Set in New Orleans just a few years prior to the Civil War, Jezebel was Warner Bros' peace offering to Bette Davis for her losing the opportunity to play Scarlett O'Hara in the not dissimilar Gone With The Wind. Whilst the outcome is not as good as Selznick's tour de force it still is a strong film with Davis in the kind of role she excelled in  - a willful woman whose headstrong intransigent nature betrays her heart's desires.

Davis plays Julie Marsden, a New Orleans belle soon to be married to handsome young banker Preston Dillard (Henry Fonda) but loses him due to her petulant behaviour when she scandalises society by wearing a red dress to the premier annual ball.  He goes North and when he returns, with his Yankee wife (Margaret Lindsay) in tow Julie tries to win him back but her plans go wrong. When Preston comes down with yellow jack fever, Julie finally gets a chance to show her real love for him.

Davis won an Academy Award for her performance (as did Fay Bainter for her portrayal of Julie’s supportive Aunt Belle) which is first class but the entire production is top drawer, from the lavish costume design to Wyler's masterful direction. Although somewhat oddly Fonda does not essay a Southern accent he is well cast as the sensitive but rather stuffy young man to whom career and a properly compliant wife are the world.  George Brent on the other hand is rather good as a typical Southern ass to whom being a gentleman means living for social protocol and Donald Crisp is in his usual form as the solicitous Dr. Livingston who, like Preston, is a reformist.
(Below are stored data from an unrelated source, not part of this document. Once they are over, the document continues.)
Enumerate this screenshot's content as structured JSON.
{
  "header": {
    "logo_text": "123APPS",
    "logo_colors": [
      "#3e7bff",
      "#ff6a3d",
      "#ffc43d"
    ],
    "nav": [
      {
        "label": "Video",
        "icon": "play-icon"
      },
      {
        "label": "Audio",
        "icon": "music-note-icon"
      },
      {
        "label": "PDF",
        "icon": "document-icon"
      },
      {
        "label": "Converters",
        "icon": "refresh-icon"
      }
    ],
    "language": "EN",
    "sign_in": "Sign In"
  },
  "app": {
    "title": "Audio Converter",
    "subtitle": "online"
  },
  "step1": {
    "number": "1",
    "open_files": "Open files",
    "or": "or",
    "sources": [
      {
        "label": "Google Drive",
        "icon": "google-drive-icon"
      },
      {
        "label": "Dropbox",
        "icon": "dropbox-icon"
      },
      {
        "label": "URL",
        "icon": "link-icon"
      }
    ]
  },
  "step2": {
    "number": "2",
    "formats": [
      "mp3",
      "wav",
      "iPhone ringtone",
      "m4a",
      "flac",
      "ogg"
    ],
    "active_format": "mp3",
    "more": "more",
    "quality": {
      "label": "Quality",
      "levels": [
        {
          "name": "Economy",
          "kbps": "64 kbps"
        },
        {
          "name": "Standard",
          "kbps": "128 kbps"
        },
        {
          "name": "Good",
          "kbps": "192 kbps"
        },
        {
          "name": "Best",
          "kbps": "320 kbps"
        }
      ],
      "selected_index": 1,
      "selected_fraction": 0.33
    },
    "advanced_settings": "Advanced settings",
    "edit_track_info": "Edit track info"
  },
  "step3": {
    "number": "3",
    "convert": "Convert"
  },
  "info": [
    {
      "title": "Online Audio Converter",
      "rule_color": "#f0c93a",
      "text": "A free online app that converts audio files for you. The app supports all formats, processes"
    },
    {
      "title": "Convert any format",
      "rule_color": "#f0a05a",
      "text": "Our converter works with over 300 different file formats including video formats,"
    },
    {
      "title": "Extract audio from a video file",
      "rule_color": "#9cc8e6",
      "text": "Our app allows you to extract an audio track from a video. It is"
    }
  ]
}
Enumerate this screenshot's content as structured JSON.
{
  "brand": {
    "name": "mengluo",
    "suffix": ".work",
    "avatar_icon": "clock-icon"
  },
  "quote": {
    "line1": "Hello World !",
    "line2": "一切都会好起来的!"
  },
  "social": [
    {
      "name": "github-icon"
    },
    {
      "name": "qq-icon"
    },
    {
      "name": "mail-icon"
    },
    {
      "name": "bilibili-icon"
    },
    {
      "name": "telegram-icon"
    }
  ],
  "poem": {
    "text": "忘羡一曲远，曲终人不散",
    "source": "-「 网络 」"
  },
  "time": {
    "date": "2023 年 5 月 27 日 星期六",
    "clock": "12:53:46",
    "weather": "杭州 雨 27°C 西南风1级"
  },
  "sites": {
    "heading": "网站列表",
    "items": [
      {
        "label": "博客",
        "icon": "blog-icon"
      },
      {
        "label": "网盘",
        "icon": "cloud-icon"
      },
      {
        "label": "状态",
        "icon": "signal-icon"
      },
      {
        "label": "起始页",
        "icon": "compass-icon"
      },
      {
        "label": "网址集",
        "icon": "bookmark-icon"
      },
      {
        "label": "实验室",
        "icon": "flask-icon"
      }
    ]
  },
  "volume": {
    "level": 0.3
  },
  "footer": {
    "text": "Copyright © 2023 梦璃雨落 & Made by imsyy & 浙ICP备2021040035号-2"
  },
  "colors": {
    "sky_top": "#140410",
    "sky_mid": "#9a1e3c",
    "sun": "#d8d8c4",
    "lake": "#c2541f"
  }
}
Based on a play by Owen Davis S,r the script (John Huston is credited as a writer) is intelligent, its portrayal of the manners and mores of antebellum Southern culture forming a rich backdrop to the main drama.  It does however seem improbable that Preston would bring his wife back to a New Orleans in the grip of a pandemic or for that matter that everyone would rush back to town from the plantation to be at Preston’s side, and the film’s ending is a bit too piously airy-fairy to satisfy but Jezebel is nevertheless tip-top Hollywood melodrama of the period.